Cependant, la littérature jeunesse engagée exacerbe cet utopisme de tout discours s'adressant à l'enfance. Ceci est dû d'abord à ses thèmes de prédilection: c'est une littérature qui parle énormément d'avenir, d'impact des actions humaines, d'espoir, et de la faculté de l'enfant à gagner en puissance au détriment de l'adulte. C'est dû, ensuite, au fait qu'une telle littérature trahit souvent les insuffisances de l'adulte, du monde adulte, de la société et de la politique adultes. Du coup, le motif de l'enfance et son pendant logique - l'adulte en devenir que l'enfant représente - s'en trouvent glorifiés.

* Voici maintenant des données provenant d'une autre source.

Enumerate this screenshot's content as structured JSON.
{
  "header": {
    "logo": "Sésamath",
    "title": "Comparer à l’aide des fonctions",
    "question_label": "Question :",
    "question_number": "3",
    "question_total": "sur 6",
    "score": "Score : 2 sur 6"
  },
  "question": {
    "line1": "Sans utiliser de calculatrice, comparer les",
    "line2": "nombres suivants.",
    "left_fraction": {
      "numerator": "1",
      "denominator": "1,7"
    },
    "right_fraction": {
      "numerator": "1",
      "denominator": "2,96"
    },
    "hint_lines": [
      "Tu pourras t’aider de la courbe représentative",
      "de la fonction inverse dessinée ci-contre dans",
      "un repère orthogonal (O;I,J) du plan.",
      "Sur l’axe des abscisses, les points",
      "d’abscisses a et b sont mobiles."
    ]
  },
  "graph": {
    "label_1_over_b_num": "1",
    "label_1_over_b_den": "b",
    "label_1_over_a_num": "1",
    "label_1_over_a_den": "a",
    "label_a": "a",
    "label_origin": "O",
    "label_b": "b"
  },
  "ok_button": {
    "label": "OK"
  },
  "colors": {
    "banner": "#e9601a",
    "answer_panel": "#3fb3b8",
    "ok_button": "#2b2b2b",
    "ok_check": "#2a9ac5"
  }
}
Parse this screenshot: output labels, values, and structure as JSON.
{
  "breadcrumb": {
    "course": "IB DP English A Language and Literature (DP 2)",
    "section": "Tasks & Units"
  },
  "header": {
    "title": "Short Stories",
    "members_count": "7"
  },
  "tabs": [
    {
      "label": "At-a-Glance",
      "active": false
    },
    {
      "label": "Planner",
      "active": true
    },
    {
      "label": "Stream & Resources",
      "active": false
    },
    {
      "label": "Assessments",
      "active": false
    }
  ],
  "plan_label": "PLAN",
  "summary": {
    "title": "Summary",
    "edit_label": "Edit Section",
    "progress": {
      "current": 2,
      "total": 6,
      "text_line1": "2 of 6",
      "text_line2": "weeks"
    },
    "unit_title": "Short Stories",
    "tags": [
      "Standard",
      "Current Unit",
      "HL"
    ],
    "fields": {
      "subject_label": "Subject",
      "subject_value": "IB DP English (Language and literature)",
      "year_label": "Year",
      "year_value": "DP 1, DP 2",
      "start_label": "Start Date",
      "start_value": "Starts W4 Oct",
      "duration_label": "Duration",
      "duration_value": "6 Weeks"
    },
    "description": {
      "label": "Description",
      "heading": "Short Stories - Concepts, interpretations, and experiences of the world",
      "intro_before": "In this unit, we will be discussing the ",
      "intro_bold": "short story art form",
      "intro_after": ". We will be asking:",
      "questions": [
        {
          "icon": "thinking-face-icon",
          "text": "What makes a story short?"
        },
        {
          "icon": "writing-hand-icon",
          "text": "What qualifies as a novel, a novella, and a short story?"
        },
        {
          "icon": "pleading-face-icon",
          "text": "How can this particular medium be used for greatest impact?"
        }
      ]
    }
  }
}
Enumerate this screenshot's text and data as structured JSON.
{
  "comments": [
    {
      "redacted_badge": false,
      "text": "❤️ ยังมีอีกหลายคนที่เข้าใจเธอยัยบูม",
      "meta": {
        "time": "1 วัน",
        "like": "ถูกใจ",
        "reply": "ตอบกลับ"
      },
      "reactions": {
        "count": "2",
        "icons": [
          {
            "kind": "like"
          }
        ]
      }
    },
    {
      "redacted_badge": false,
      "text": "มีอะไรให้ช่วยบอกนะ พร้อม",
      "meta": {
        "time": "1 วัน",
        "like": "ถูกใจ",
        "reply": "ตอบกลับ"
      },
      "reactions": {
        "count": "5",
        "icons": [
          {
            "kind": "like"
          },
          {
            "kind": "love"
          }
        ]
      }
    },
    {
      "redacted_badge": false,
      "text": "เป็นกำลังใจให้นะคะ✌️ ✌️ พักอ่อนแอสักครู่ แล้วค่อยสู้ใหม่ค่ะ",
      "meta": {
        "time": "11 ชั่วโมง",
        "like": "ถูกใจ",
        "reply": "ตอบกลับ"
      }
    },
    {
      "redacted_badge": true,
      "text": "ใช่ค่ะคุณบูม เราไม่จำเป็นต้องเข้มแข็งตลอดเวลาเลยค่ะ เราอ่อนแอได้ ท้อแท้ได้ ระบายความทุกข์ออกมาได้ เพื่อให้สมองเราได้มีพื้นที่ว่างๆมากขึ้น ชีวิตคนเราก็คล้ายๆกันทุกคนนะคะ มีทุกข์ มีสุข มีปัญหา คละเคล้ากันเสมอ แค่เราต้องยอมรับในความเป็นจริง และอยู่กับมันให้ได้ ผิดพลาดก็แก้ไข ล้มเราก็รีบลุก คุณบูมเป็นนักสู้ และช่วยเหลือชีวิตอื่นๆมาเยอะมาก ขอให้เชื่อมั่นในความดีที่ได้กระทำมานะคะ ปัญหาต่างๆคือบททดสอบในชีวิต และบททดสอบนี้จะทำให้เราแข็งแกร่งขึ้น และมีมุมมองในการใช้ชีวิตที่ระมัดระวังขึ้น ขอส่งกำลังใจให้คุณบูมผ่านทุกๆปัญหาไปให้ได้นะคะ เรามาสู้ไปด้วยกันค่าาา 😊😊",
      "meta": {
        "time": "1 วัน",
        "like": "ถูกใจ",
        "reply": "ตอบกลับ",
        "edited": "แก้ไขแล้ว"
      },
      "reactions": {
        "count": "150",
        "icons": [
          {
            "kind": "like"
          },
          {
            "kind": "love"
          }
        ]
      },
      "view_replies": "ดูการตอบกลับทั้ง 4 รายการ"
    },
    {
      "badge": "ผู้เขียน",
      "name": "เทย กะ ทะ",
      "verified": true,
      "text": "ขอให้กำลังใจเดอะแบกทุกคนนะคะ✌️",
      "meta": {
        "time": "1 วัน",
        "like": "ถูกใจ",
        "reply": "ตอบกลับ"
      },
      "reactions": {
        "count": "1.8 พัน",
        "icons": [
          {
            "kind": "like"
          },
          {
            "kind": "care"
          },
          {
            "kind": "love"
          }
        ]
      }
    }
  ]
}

Une telle littérature est utopique, irréaliste, ou du moins idéaliste, parce qu'elle 'compte' explicitement sur l'enfant-lecteur; elle dépend de lui. Mais dans tout discours s'adressant à l'enfant, il y a une demande similaire de la part de l'adulte - un désir, une angoisse d'être écouté.
Tout discours s'adressant à un enfant est toujours en partie un aveu d'impuissance de l'adulte. Cet aveu est assorti d'une demande, d'une imploration. La littérature jeunesse engagée est un corpus de textes qui rend ces aveux, ces demandes, ces implorations plus visibles que la littérature jeunesse 'embarquée'.
Bon allez je me tais. Si vous voulez en savoir plus, il faudra attendre que mon bouquin sorte, et il sera en angliche. Il y a d'autres choses dans le livre évidemment, mais c'est un résumé plutôt cohérent de ce que j'y raconte.